A lacrimal lake, a wetness at the lids, he says, “I can’t.”
She steps closer. “You can’t have kids?”

“Not that kind.” The sword comes down, his wrist giving. He takes a few steps away, watching the Bristlecone pines. After a bit he says, “I had plans for him. You wouldn’t- you can’t understand. He was supposed to play college football, get a scholarship, join the Marines.”

“He still could have,” Adena says.

“Yeah, okay,” he laughs through snot. “Try telling him that. When was he supposed to meet with the recruiter, after his theater group?”

“He does sound pretty gay,” Janet says.

“I’ll chew your lungs right out of your chest,” Daniel points. Then he says, “Look. You have all these plans for them. The stuff you didn’t get to do yourself, but they don’t work out. They just,” he looks back at Adena, her bone-and-skin arms dangling. “Go bad.” Thin wisps of graying black hair push against her face, nostrils taking air in, out, looking at him. He straightens. “Was he a good man?”

She says, "He was."

“Well I can only imagine what you went through. It’s unfortunate your old man killed himself and I stayed free, but I wasn’t going to jail for doing what I had to do.” The two of them, on this mountain, clothes fluttering. Daniel says, “In the end we’re alike, you and me. I don’t apologize for who I am, either.”

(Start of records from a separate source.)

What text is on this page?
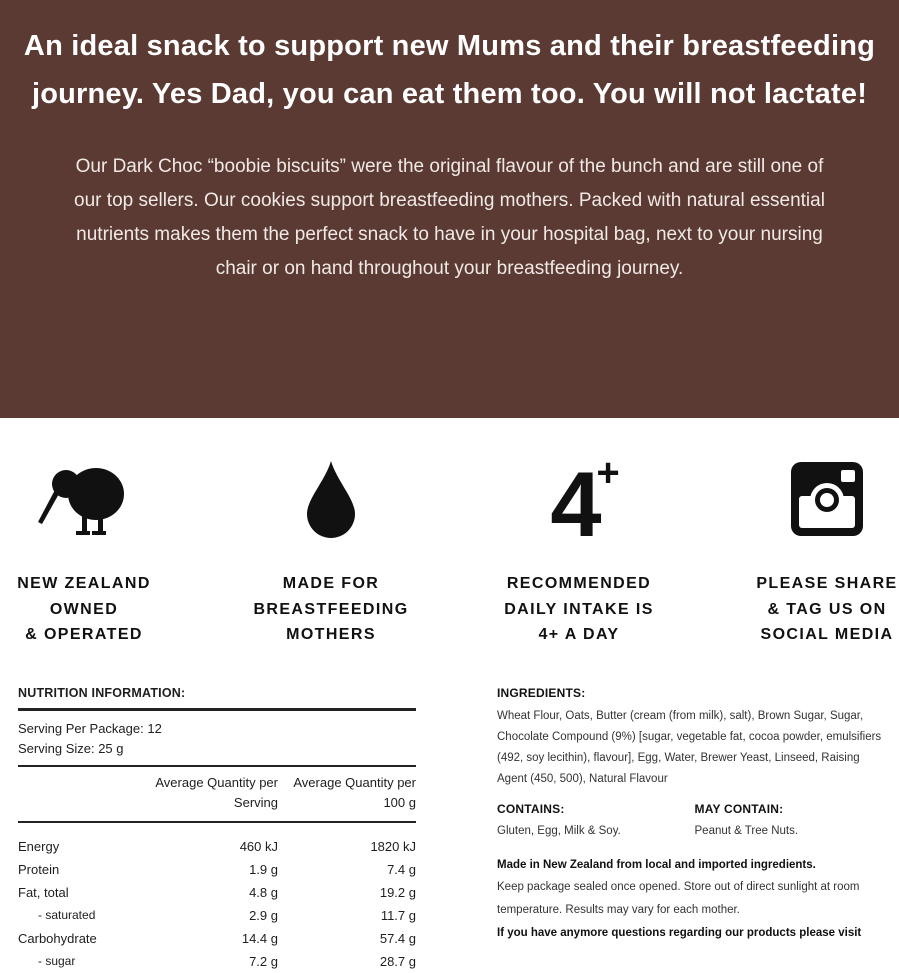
An ideal snack to support new Mums and their breastfeeding journey. Yes Dad, you can eat them too. You will not lactate!

Our Dark Choc “boobie biscuits” were the original flavour of the bunch and are still one of our top sellers. Our cookies support breastfeeding mothers. Packed with natural essential nutrients makes them the perfect snack to have in your hospital bag, next to your nursing chair or on hand throughout your breastfeeding journey.

NEW ZEALAND
OWNED
& OPERATED
MADE FOR
BREASTFEEDING
MOTHERS
4
+
RECOMMENDED
DAILY INTAKE IS
4+ A DAY
PLEASE SHARE
& TAG US ON
SOCIAL MEDIA
NUTRITION INFORMATION:
Serving Per Package: 12
Serving Size: 25 g
Average Quantity per Serving
Average Quantity per 100 g
Energy	460 kJ	1820 kJ
Protein	1.9 g	7.4 g
Fat, total	4.8 g	19.2 g
- saturated	2.9 g	11.7 g
Carbohydrate	14.4 g	57.4 g
- sugar	7.2 g	28.7 g
INGREDIENTS:
Wheat Flour, Oats, Butter (cream (from milk), salt), Brown Sugar, Sugar, Chocolate Compound (9%) [sugar, vegetable fat, cocoa powder, emulsifiers (492, soy lecithin), flavour], Egg, Water, Brewer Yeast, Linseed, Raising Agent (450, 500), Natural Flavour
CONTAINS:
Gluten, Egg, Milk & Soy.
MAY CONTAIN:
Peanut & Tree Nuts.
Made in New Zealand from local and imported ingredients.
Keep package sealed once opened. Store out of direct sunlight at room temperature. Results may vary for each mother.
If you have anymore questions regarding our products please visit
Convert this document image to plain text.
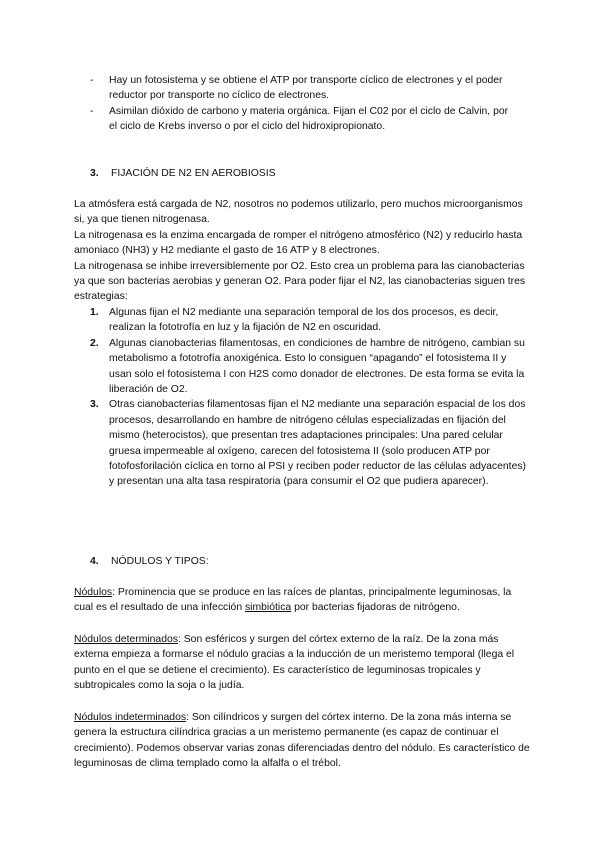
- Hay un fotosistema y se obtiene el ATP por transporte cíclico de electrones y el poder reductor por transporte no cíclico de electrones.
- Asimilan dióxido de carbono y materia orgánica. Fijan el C02 por el ciclo de Calvin, por el ciclo de Krebs inverso o por el ciclo del hidroxipropionato.
3. FIJACIÓN DE N2 EN AEROBIOSIS
La atmósfera está cargada de N2, nosotros no podemos utilizarlo, pero muchos microorganismos si, ya que tienen nitrogenasa.
La nitrogenasa es la enzima encargada de romper el nitrógeno atmosférico (N2) y reducirlo hasta amoniaco (NH3) y H2 mediante el gasto de 16 ATP y 8 electrones.
La nitrogenasa se inhibe irreversiblemente por O2. Esto crea un problema para las cianobacterias ya que son bacterias aerobias y generan O2. Para poder fijar el N2, las cianobacterias siguen tres estrategias:
1. Algunas fijan el N2 mediante una separación temporal de los dos procesos, es decir, realizan la fototrofía en luz y la fijación de N2 en oscuridad.
2. Algunas cianobacterias filamentosas, en condiciones de hambre de nitrógeno, cambian su metabolismo a fototrofía anoxigénica. Esto lo consiguen “apagando” el fotosistema II y usan solo el fotosistema I con H2S como donador de electrones. De esta forma se evita la liberación de O2.
3. Otras cianobacterias filamentosas fijan el N2 mediante una separación espacial de los dos procesos, desarrollando en hambre de nitrógeno células especializadas en fijación del mismo (heterocistos), que presentan tres adaptaciones principales: Una pared celular gruesa impermeable al oxígeno, carecen del fotosistema II (solo producen ATP por fotofosforilación cíclica en torno al PSI y reciben poder reductor de las células adyacentes) y presentan una alta tasa respiratoria (para consumir el O2 que pudiera aparecer).
4. NÓDULOS Y TIPOS:
Nódulos: Prominencia que se produce en las raíces de plantas, principalmente leguminosas, la cual es el resultado de una infección simbiótica por bacterias fijadoras de nitrógeno.
Nódulos determinados: Son esféricos y surgen del córtex externo de la raíz. De la zona más externa empieza a formarse el nódulo gracias a la inducción de un meristemo temporal (llega el punto en el que se detiene el crecimiento). Es característico de leguminosas tropicales y subtropicales como la soja o la judía.
Nódulos indeterminados: Son cilíndricos y surgen del córtex interno. De la zona más interna se genera la estructura cilíndrica gracias a un meristemo permanente (es capaz de continuar el crecimiento). Podemos observar varias zonas diferenciadas dentro del nódulo. Es característico de leguminosas de clima templado como la alfalfa o el trébol.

Blue Spruces and White Firs moan under the push of the wind, scraping bark, their needles blowing across the road. Daniel turns and raises his sword with the length of the blade directed at my gut.

“Right,” I say.

He shakes and says, “Left.” The downhill behind me shifts, small rocks slipping down it. I realize and go left, out of the way, and Daniel stabs. The Victim takes the sword to her heart, black eyes dried with dirt. Then he walks forward, blade in her chest, his blood buried with it, and pushes her off to avalanche down with the rocks and shattered glass.

More of them are climbing up the steep angle, struggling against it. One of them nearest the fallen one, a boy, stops at her. Quickly he falls on her, thrashing and biting at the sword puncture in her chest. Then another one joins him, both of them chewing and crunching the charred meat.

Daniel’s look goes to mine, then the dark, wet spot of dirt on the ground under his hand. “The blood,” I say.